Research: Myspace and Facebook are different class

Research by Danah Boyd suggests that the two social networking sites reflect existing class structures.
Written by Steve O'Hear, Contributor

In my recent post 'Facebook and MySpace are like chalk ‘n’ cheese', I argued that the two sites have contrasting user-bases, and cater for different needs.

... essentially I see the two giants generally catering for the needs of different demographics — hence their distinct differences in terms of layout and functionality.

MySpace I suggested was much more a place for teens, and I borrowed Richard Wray's analogy of the site being like a teenager's bedroom: messy, decorated with posters, and with irritating music constantly in the background. In contrast -- and I was of course generalising -- Facebook reflected its college roots, and places greater emphasis on various kinds of career / social life networking, rather than self-expression.

What I failed to mention (in part because my views were based on personal experience, as well as simple observations from looking at the two sites) was that class plays a significant factor.

Enter Danah Boyd's research, published in an essay on her blog today.

First thing to note is that Boyd's definition of class is a modern one, having "more to do with social networks (the real ones, not FB/MS), social capital, cultural capital, and attitudes than income."

Boyd's research is based on qualitive interviews with young people in the US, carried out over the last six months.

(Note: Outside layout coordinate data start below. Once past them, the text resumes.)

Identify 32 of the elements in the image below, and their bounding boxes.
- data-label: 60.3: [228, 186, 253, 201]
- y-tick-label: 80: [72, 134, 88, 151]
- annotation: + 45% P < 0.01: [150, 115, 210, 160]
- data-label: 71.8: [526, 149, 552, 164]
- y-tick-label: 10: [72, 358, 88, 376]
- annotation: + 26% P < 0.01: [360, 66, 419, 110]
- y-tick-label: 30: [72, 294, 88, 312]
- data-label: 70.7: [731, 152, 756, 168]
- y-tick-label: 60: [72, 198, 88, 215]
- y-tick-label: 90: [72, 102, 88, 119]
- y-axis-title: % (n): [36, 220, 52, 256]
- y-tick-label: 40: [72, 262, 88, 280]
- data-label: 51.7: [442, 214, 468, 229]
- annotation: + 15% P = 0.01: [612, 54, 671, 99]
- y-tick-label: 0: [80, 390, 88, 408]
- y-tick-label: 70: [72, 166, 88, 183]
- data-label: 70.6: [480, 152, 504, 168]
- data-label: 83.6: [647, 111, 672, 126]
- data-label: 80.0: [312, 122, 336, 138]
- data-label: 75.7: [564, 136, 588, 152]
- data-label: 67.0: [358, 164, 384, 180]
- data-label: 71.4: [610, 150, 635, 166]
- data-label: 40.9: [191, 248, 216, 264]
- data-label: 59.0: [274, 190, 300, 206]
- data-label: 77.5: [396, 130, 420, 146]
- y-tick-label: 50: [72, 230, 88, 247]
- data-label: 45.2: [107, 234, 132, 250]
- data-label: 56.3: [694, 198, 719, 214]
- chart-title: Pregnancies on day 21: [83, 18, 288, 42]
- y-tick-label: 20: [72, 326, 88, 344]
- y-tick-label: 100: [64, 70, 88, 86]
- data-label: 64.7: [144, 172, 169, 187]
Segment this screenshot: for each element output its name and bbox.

On Facebook's user-base among younger people, Boyd writes:

The goodie two shoes, jocks, athletes, or other "good" kids are now going to Facebook. These kids tend to come from families who emphasize education and going to college. They are part of what we'd call hegemonic society. They are primarily white, but not exclusively. They are in honors classes, looking forward to the prom, and live in a world dictated by after school activities.

In contrast:

MySpace is still home for Latino/Hispanic teens, immigrant teens, "burnouts," "alternative kids," "art fags," punks, emos, goths, gangstas, queer kids, and other kids who didn't play into the dominant high school popularity paradigm. These are kids whose parents didn't go to college, who are expected to get a job when they finish high school. Teens who are really into music or in a band are on MySpace. MySpace has most of the kids who are socially ostracized at school because they are geeks, freaks, or queers.

Boyd's research reflects something I've always thought props up class structures offline, and flies in the face of the notion of the Internet as a democratizing force. The middle / upper classes have always used their existing social networks (the offline kind) as a way of maintaining a privileged position, and securing the best opportunities in life.

However, what's most interesting is that Facebook's functionality -- and user-base -- reflects this. Remember Facebook profiles are hidden unless you are logged in and added as friend.

Mike Butcher writes:

... in the future the really powerful networks will be closed ones. You can't get to a Facebook profile unless you are registered and it's not open to the Web. On MySpace anyone - logged in or not - can reach you, and it also reflects a teenager's general "posture" to the outside world much more because of its public nature.

Boyd's conclusion is equally depressing:

It breaks my heart to watch a class divide play out in the technology. I shouldn't be surprised - when orkut grew popular in India, the caste system was formalized within the system by the users. But there's something so strange about watching a generation splice themselves in two based on class divisions or lifestyles or whatever you want to call these socio-structural divisions.